Único menor na época do crime, Gutemberg Nader de Almeida Júnior é concursado da Polícia Rodoviária Federal e no final do ano passado foi nomeado para um cargo comissionado. Tomás Oliveira de Almeida, irmão de Gutemberg, formou-se em administração e, desde 2012, é técnico legislativo Senado. Sua remuneração básica: R$ 22,3 mil.

Antônio Novelly Vilanova é fisioterapeuta na Secretaria de Saúde do Distrito Federal e teria um salário de R$ 15 mil. Esse também é o vencimento Eron Chaves, que virou agente no Departamento de Trânsito do Distrito Federal. O quinto condenado, Max Rogério, foi aprovado em 2016 num concurso de analista do Tribunal de Justiça do DF. Sua remuneração está entre R$ 10 mil a R$ 15 mil.

Os cinco envolvidos se recusam a comentar o assunto.

Joenia Wapixana: “luta de Galdino ainda continua”

Primeira mulher indígena eleita deputada federal, Joenia Wapixana (Rede-RR) coordenou uma sessão ontem no plenário da Câmara pela passagem do Dia do Índio. Ela lembrou da morte de Galdino, quem não conheceu, e diz que a violência contra os indígenas continua e citou as invasões de suas terras por garimpeiros.
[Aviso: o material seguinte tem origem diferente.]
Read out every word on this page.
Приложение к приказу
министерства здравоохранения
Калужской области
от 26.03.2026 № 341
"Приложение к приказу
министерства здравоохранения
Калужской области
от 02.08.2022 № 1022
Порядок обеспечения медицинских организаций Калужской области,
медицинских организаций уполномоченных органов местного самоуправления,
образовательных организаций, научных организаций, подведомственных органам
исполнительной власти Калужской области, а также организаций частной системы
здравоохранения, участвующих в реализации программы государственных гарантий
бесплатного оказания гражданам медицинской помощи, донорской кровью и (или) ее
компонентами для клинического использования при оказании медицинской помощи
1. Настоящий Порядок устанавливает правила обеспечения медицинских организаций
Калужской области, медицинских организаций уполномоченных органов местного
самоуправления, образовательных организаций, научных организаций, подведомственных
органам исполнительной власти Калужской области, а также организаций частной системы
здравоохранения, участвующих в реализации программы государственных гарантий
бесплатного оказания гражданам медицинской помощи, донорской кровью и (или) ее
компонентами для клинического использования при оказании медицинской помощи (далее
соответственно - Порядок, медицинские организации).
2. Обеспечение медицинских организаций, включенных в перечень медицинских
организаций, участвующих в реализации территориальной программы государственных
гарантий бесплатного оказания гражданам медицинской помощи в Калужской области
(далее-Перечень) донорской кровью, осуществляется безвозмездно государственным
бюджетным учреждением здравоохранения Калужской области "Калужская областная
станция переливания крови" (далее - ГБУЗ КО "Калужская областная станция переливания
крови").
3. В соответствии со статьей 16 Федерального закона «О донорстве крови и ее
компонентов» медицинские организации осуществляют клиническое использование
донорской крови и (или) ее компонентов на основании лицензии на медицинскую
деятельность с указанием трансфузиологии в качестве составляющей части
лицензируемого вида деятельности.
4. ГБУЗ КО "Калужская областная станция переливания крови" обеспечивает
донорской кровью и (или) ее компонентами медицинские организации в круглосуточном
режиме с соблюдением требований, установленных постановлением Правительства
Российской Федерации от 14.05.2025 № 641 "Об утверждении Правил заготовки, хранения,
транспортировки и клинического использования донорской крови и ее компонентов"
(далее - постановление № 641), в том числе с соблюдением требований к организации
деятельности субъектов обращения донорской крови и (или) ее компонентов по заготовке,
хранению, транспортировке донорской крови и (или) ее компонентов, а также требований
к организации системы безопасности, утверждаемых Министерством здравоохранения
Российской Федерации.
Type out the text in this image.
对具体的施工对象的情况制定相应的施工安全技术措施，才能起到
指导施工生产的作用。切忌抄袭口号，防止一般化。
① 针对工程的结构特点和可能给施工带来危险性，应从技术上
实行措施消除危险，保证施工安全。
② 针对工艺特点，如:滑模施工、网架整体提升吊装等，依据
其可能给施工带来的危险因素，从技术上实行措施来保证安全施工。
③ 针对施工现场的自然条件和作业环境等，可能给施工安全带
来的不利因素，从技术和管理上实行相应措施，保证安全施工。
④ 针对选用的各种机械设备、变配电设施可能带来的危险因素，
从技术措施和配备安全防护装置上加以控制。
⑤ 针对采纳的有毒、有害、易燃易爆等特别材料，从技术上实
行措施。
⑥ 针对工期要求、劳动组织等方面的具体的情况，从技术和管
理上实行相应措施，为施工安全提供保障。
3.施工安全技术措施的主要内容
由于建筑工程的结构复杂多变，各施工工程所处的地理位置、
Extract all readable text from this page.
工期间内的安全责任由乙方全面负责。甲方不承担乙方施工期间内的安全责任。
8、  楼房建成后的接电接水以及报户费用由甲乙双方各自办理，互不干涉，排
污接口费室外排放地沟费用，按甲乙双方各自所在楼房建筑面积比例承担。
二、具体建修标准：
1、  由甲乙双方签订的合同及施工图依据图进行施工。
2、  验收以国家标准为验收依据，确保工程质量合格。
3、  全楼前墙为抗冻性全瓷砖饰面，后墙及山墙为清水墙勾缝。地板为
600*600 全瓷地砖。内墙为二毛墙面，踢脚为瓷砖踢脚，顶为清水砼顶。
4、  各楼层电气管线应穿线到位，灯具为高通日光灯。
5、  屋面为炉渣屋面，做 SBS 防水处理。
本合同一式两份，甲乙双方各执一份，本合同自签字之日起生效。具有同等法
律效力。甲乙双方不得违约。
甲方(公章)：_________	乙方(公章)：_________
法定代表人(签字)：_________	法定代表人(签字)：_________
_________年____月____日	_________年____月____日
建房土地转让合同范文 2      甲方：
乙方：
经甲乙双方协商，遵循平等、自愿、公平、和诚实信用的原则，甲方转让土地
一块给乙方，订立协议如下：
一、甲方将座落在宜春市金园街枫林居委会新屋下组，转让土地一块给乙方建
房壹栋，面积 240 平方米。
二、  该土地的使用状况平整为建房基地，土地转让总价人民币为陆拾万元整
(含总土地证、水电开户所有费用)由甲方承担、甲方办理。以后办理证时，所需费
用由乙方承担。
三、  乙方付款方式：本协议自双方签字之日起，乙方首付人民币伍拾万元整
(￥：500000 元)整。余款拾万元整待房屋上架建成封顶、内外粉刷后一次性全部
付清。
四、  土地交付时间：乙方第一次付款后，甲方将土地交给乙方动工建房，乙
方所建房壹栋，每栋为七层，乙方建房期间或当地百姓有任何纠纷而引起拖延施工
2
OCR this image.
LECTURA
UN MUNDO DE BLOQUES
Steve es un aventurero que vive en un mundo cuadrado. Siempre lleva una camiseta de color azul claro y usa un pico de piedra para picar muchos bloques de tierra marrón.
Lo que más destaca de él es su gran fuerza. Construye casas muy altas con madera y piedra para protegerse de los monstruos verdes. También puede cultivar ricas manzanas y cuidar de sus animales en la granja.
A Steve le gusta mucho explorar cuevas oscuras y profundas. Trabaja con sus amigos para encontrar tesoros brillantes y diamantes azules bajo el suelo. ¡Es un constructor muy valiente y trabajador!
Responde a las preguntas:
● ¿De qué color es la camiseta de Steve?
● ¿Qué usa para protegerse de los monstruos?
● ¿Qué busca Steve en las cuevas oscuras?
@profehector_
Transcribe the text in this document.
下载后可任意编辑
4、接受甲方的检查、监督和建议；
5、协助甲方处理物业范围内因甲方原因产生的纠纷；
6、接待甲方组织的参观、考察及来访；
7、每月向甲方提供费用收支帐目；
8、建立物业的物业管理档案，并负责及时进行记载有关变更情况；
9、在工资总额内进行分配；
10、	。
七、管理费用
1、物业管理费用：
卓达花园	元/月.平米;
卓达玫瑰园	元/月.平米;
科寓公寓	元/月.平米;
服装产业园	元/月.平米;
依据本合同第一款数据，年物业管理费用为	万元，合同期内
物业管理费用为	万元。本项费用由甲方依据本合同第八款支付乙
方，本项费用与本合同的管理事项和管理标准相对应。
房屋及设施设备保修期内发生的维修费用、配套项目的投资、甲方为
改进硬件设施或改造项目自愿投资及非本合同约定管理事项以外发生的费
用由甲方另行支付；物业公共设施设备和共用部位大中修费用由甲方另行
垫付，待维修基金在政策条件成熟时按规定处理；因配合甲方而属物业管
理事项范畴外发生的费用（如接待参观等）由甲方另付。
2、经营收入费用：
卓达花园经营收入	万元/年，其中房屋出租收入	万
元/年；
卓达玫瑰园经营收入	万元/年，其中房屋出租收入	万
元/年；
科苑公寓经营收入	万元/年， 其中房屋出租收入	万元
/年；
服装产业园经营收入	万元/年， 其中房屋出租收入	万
“A morte de Galdino deu visibilidade à violência contra os povos indígenas, gerada pela discriminação. Ele veio para Brasília para se manifestar contra essa violência e por demanda de terras. São demandas presentes até hoje. Não estamos falando só de um homicídio, mas de um atentado a uma pessoa que veio para cá para lutar” – disse a parlamentar.

Joenia acredita que ao mesmo tempo que ainda prevaleça a impunidade contra os agressores dos direitos e das vidas indígenas, há uma reação dos índios, que estão cientes de seus direitos, atuando em várias frentes e cita sua eleição como um exemplo de avanço de representatividade.

“A violência segue real. A cobiça pelo ouro gera essa situação. Mas nossa luta está fortalecida. Acabamos de ver sete mil indígenas reunidos aqui em Brasília (no Acampamento Terra Livre) e continuamos reivindicando as mesmas coisas de Galdino. Mas estamos fortalecidos. Olha o número de mulheres e jovens atuando. A minha presença aqui no Congresso. E estamos reagindo usando nossas ferramentas, que são para todos os brasileiros. As demandas da época dele continuam as mesmas, mas estamos reagindo, fortes e empoderados”.